Thursday, October 13, 2011

Dennis Ritchie, the creator of C, dies at 70..

When I first got in touch with C it was in the early 1980's. I was a sysadmin at a Swedish telco operator (then THE Swedish Telco operator, Televerket, nowadays called Telia) for a system used for software development for a PABX system called A345 in Sweden, better known as Meridian in the rest of the world (co-developed by Televrket and Nortel). The Meridian system was the biggest of the non-custom built PABXes in those days. The language used to program it was called SL-1 (Switching Language 1) and the development system, like editors (vi / ined), compilers etc was running on a Unix system.

This sure was one of the earliest commercial uses for Unix, the Unix variant was version 6 and was not a BSD or anything like that, this was way before BSD really. Rather, the system was built by Interactive Systems which was the first commercial Unix vendor. This was version Interactive 2.5, based on Unix version 6, mind you. sh and csh only, no bash. Lot's of hardcoded stuff in the shell etc. The hardware it was runniing on was a PDP-11/70.

I knew a bunch of programmiing languages already, like Pascal, Basic, APL (yes! APL), Fortran etc. Also, I had done my fair share of microcompter assembly (mostly on 6502 and some 6800 CPUs). As the system we were sysadmining was so Unix focused, everyone who got in touch with it had to know some C, so eventually I was sent on a C-class (not a C++-class that is ;-). This changed my life, to a large extent.

Having access to a reasonably high-level language like C, that was still so close to assuembly and hardware (did I tell you I was a hardware geek also?), was just what I wanted. Close to the hardware, but high-level enough so you could write reasonably sized systems with it without spending too much time on individual bits and bytes, except when you wanted / needed to.

Of the things I have learnt over the years in the IT-industry, like Windows, Linux, SQL, database, optimization, multi-threading, you name it, none of them has been even close to being as useful as those C-classes I took nearly 30 years ago.

Dennis Ritchie, the creator of C, really got C completely right. And thing is, C was very close to being perfect even at the first try. Look at "The C programming Language" book, this has to be one of the most concise book on programming I know of. And I still use this book. It's factual, at times funny and always complete. And this in a very small package, really amazing compared to the 650 page books on C# or something of today. They say C is so complex, so why does it take just over 100 pages to explain it? And 600 something to get started with a language that is supposedly "easier to learn"?
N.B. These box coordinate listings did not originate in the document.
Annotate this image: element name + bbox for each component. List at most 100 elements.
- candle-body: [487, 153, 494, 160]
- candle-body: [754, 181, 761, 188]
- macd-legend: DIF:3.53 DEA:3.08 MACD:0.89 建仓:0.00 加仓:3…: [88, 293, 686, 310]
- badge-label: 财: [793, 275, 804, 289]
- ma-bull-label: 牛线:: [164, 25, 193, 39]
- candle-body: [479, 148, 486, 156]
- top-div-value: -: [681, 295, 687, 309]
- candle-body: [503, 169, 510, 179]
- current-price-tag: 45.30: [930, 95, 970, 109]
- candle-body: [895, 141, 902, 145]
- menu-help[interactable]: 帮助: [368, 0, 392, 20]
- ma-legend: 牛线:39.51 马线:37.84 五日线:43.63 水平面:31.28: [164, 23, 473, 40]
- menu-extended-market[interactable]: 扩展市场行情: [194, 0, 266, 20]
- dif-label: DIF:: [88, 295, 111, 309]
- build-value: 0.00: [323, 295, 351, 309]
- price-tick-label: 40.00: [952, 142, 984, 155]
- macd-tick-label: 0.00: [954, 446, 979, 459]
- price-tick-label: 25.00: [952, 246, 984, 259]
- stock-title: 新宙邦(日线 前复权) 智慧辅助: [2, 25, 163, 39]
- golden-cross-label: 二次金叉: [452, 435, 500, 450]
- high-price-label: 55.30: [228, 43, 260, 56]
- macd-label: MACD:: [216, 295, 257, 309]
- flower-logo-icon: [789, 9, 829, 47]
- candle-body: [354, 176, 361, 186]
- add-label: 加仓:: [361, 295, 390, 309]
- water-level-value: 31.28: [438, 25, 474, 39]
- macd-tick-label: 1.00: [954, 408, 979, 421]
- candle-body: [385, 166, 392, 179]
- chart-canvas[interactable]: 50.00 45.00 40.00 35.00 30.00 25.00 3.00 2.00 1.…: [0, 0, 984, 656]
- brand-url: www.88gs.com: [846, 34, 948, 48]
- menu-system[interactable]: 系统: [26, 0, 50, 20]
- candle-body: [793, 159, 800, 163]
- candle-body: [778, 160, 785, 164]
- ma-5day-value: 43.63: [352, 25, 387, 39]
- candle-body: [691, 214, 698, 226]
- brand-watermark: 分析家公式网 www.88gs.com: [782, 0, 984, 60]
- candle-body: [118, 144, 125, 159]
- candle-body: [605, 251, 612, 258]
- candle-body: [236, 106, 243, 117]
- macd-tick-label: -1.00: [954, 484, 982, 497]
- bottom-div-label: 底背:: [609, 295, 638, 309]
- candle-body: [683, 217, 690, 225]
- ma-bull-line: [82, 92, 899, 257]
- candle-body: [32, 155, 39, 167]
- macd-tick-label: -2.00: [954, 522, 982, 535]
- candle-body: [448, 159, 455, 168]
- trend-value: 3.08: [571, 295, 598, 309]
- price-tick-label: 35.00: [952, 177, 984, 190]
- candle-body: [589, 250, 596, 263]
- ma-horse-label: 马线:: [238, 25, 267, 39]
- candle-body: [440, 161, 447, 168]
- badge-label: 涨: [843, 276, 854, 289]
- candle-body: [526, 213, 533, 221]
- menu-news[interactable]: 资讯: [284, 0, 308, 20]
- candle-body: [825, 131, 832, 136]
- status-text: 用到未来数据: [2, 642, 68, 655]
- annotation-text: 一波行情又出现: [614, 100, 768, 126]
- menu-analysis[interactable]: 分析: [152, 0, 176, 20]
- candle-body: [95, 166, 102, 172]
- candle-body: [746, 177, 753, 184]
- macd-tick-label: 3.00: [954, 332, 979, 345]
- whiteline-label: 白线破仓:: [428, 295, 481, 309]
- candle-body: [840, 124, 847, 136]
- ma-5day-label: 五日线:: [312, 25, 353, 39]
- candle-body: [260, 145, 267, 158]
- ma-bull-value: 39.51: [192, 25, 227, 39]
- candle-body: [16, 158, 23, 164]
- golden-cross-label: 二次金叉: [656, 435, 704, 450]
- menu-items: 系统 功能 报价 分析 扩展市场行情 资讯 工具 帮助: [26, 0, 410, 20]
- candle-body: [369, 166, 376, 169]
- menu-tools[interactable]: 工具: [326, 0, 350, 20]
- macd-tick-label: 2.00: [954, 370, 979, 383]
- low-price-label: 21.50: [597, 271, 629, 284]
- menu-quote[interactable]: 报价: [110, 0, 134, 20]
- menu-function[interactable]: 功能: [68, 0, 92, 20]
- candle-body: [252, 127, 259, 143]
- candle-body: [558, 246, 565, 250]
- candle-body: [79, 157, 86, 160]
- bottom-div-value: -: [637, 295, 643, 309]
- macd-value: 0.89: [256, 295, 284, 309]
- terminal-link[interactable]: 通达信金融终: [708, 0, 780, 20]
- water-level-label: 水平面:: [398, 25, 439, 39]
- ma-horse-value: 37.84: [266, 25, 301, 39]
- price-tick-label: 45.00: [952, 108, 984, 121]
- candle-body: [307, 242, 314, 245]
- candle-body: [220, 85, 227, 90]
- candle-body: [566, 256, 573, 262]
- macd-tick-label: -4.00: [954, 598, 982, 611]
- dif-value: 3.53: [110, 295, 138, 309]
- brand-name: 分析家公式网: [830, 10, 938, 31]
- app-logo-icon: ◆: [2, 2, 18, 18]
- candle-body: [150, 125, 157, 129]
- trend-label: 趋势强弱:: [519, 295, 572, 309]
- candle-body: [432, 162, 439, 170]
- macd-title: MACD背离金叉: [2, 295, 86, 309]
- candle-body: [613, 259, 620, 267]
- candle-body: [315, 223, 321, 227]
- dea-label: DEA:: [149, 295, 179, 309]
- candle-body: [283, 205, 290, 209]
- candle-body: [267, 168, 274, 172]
Want to know how to write solid code from the ground up? Learn C, even if you will eventually develop in some other laguage. Want to learn hos coomputers work? Learn C. Want to understand how Windows works? Learn C (this is how I learnt Windows some 20 years ago, using Windows 3.1 and 3.11. I was writing Windows apps in C (and this is how I still, to this day, develop Windows apps), and suddenly I knew how Windows worked, without even trying).

Too bad that Dennis Ritchie is dead, but the legacy of the world greatest programming language, C, lives on. C has been used to develop applications on all kinds of levels, from end-user applications to databases and infrastructure to operationg systems. If C++ better that C? Probably so, but some features of C are gone in C++ and some things that C++ adds aren't so great. What about C# then? Same there. What about Java? Nope, it's a good language and a good environment, but I still prefer C, which is not to say that Java doesn't have it's merits. And then we come to things like Tcl/Tk, Perl, PHP, Ruby etc? Useful tools alright, but not really proper programming langauges in my mind, and not proviing the insights you get by understanding C.

Over the years, when I have been with a customer or used some program and something broke, knowing C meant I could much faster diagnose what was wrong and how to fix it. Pascal / Fortran / APL and all those languages never did that for me. C required an understanding of the environment that the code was to execute in, but once you had that understanding, things got A LOT easier, and you suddenly knew things that you didn't before, which weren't directly related to the task at hand, but you knew it.

Rest in peace Dennis, and thank you for bringing C and Unix to the world. I know that my life would have been very different without C and Unix.

/Karlsson
Born to code in C. Using vi (as emacs didn't fit in the memory of that PDP-11/70).